Hey,
I am using the ES machine learning classification feature trying to predict a category
of a certain text. I have orientated myself on this blog post, but I believe I'm doing something wrong in preparing the data.
I'm getting a really bad overall accuracy ~0.125 for 9 different categories. So probably only hits by chance (1/9 = 0.11).
My suspicion is that my tokenization and normalizing isn't working properly or not at all. Is there a way to test this against exiting index data?
My data looks like the following:
[
{
"name": "Tomato",
"category": "fruit",
"description": "The tomato is the edible berry of the plant Solanum lycopersicum, commonly known as the tomato plant. The species originated in western South America, Mexico, and Central America. The Nahuatl word tomatl gave rise to the Spanish word tomate, from which the English word tomato derives. Its domestication and use as a cultivated food may have originated with the indigenous peoples of Mexico"
},
{
"name": "Potato",
"category": "vegetable",
"description": "The potato is a starchy root vegetable native to the Americas that is consumed as a staple food in many parts of the world. Potatoes are tubers of the plant Solanum tuberosum, a perennial in the nightshade family Solanaceae."
},
{
"name": "Baguette",
"category": "bread",
"description": "A baguette is a long, thin type of bread of French origin that is commonly made from basic lean dough (the dough, not the shape, is defined by French law). It is distinguishable by its length and crisp crust. "
}
]
A short name, a category (I want to predict) and a long description with up to 5.000 chars (this is just an example to represent the structure of the data).
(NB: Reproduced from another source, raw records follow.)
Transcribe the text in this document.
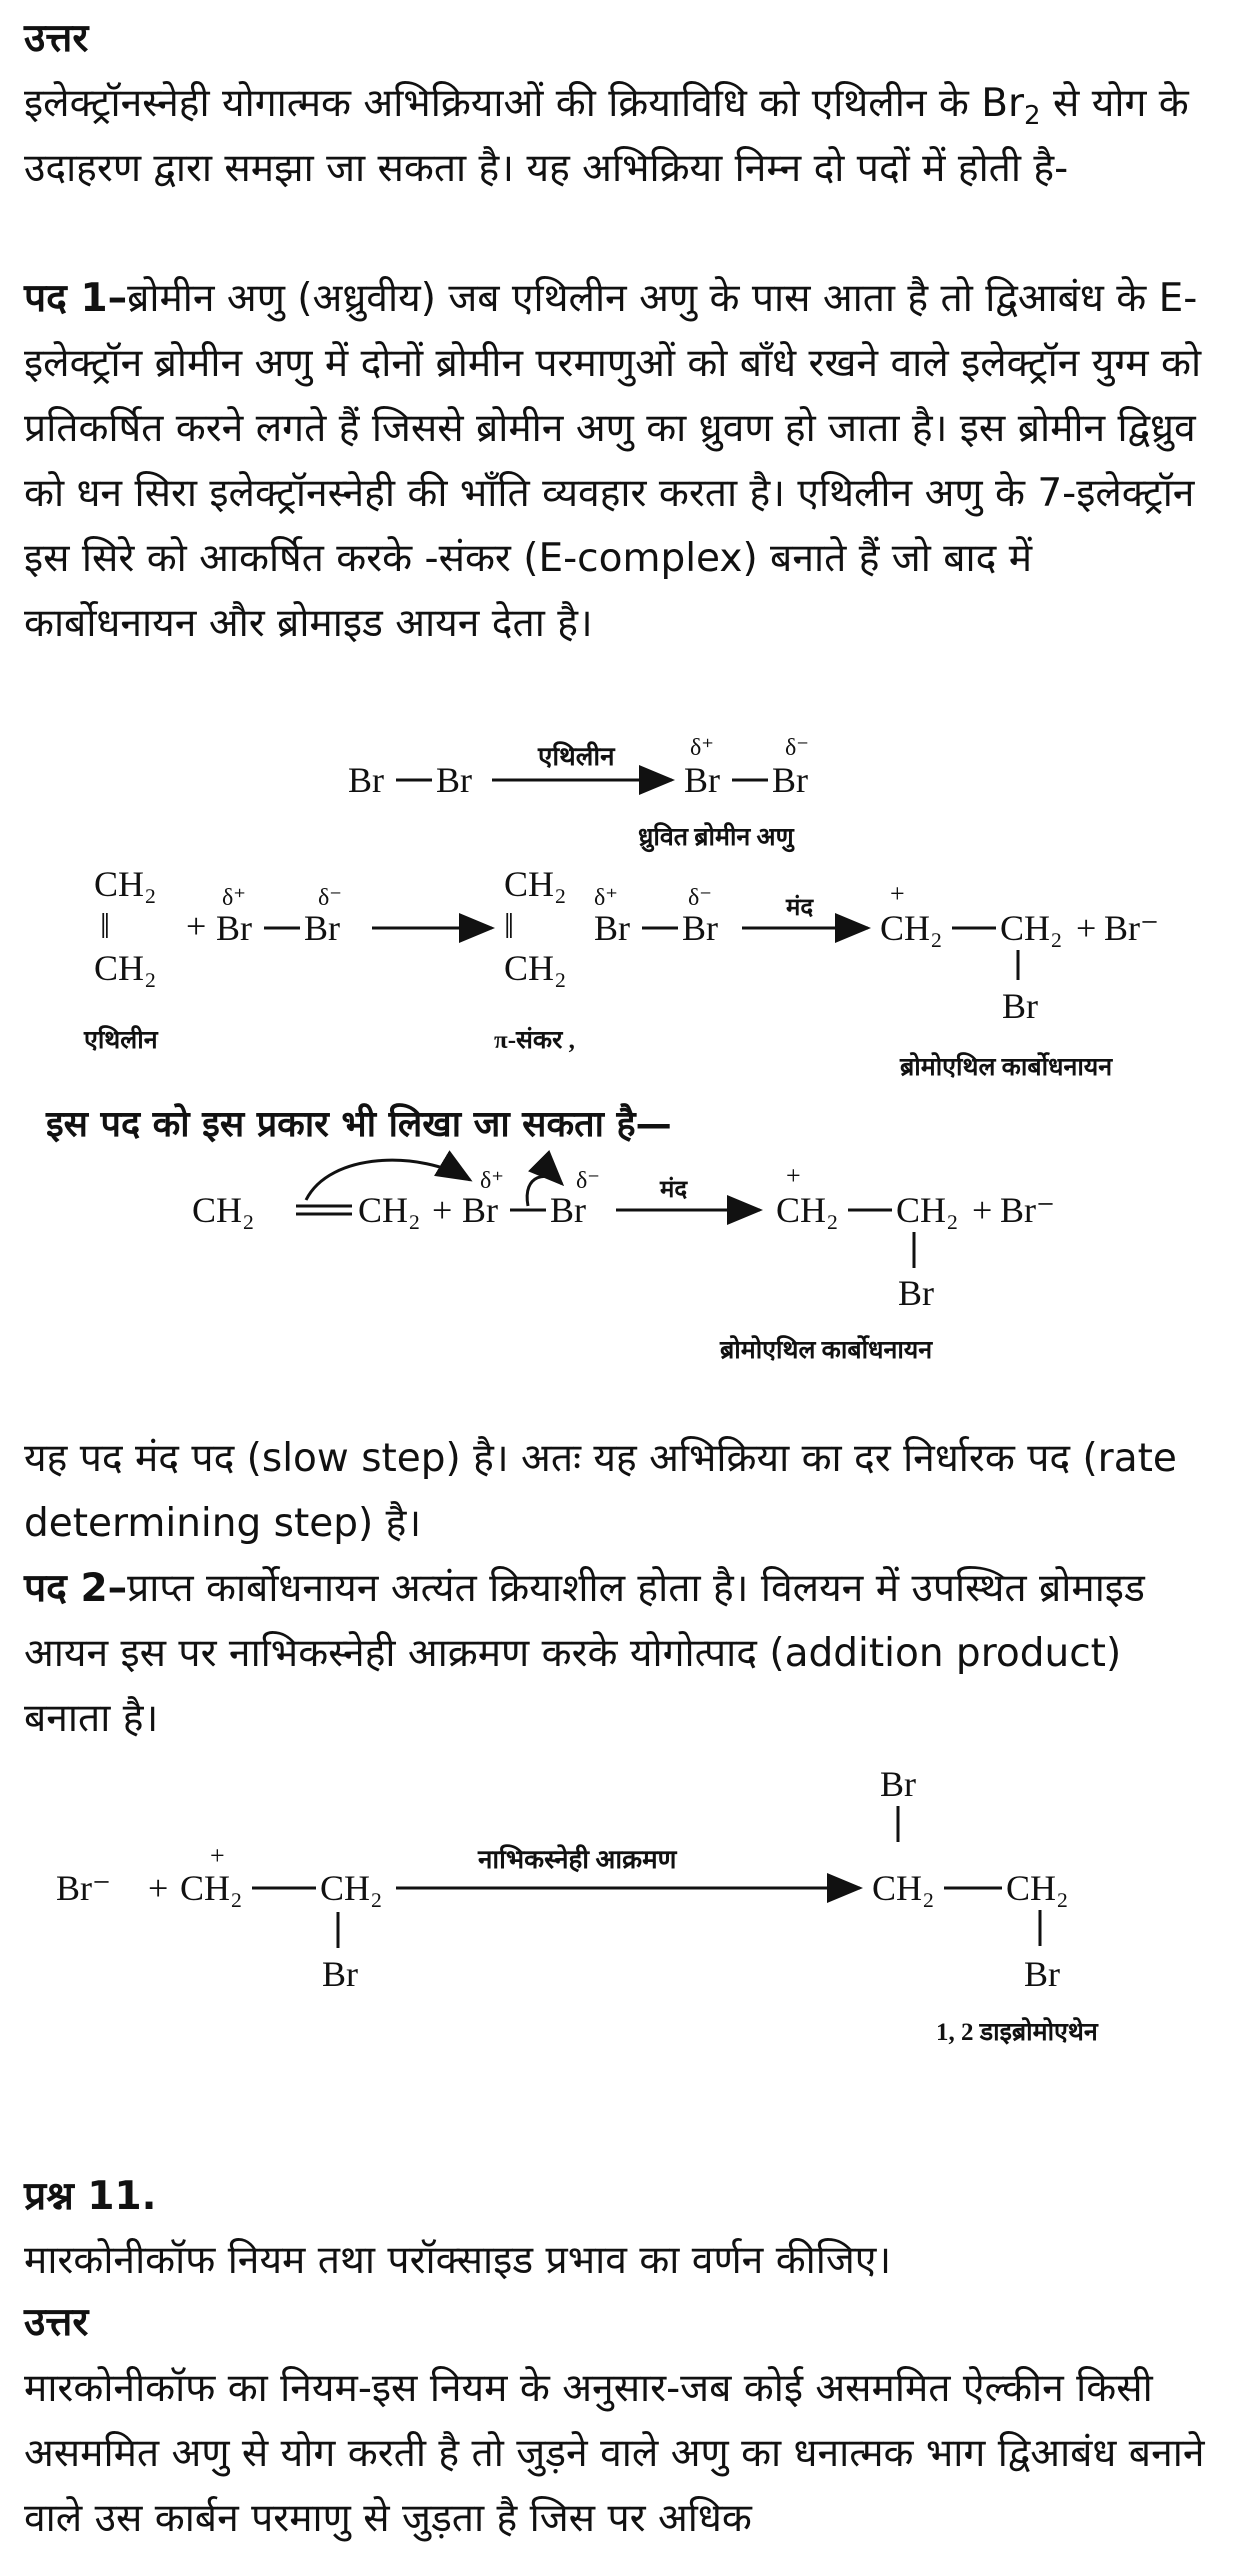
उत्तर

इलेक्ट्रॉनस्नेही योगात्मक अभिक्रियाओं की क्रियाविधि को एथिलीन के $Br_2$ से योग के उदाहरण द्वारा समझा जा सकता है। यह अभिक्रिया निम्न दो पदों में होती है-

पद 1–ब्रोमीन अणु (अध्रुवीय) जब एथिलीन अणु के पास आता है तो द्विआबंध के E-इलेक्ट्रॉन ब्रोमीन अणु में दोनों ब्रोमीन परमाणुओं को बाँधे रखने वाले इलेक्ट्रॉन युग्म को प्रतिकर्षित करने लगते हैं जिससे ब्रोमीन अणु का ध्रुवण हो जाता है। इस ब्रोमीन द्विध्रुव को धन सिरा इलेक्ट्रॉनस्नेही की भाँति व्यवहार करता है। एथिलीन अणु के 7-इलेक्ट्रॉन इस सिरे को आकर्षित करके -संकर (E-complex) बनाते हैं जो बाद में कार्बोधनायन और ब्रोमाइड आयन देता है।

Br Br
एथिलीन	δ⁺	δ⁻
Br Br
ध्रुवित ब्रोमीन अणु
CH₂
‖
CH₂
+
δ⁺	δ⁻
Br Br
CH₂
‖
CH₂
δ⁺	δ⁻
Br Br	मंद	+
CH₂ CH₂ + Br⁻
Br
एथिलीन	π-संकर ,
ब्रोमोएथिल कार्बोधनायन
इस पद को इस प्रकार भी लिखा जा सकता है—
CH₂	CH₂ +
δ⁺	δ⁻
Br Br	मंद	+
CH₂ CH₂ + Br⁻
Br
ब्रोमोएथिल कार्बोधनायन

यह पद मंद पद (slow step) है। अतः यह अभिक्रिया का दर निर्धारक पद (rate determining step) है।

पद 2–प्राप्त कार्बोधनायन अत्यंत क्रियाशील होता है। विलयन में उपस्थित ब्रोमाइड आयन इस पर नाभिकस्नेही आक्रमण करके योगोत्पाद (addition product) बनाता है।

Br
+
Br⁻ + CH₂ CH₂
Br
नाभिकस्नेही आक्रमण
CH₂ CH₂
Br
1, 2 डाइब्रोमोएथेन

प्रश्न 11.

मारकोनीकॉफ नियम तथा परॉक्साइड प्रभाव का वर्णन कीजिए।

उत्तर

मारकोनीकॉफ का नियम-इस नियम के अनुसार-जब कोई असममित ऐल्कीन किसी असममित अणु से योग करती है तो जुड़ने वाले अणु का धनात्मक भाग द्विआबंध बनाने वाले उस कार्बन परमाणु से जुड़ता है जिस पर अधिक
The size of my test dataset is around 3.500 documents.
The mapping of my index is this:
{
"mappings": {
"properties": {
"description": {
"type": "text",
"analyzer":"english",
"fielddata": true
},
"category": {
"type": "text",
"analyzer":"english",
"fields": {
"keyword": {
"type": "keyword",
"ignore_above": 512
}
}
},
"name": {
"type": "text",
"analyzer":"english",
"fielddata": true
}
}
}
}
I have also tried with subfield .keyword
for description
and name
with no luck.
Any advice is appreciated.
Thanks,
Michel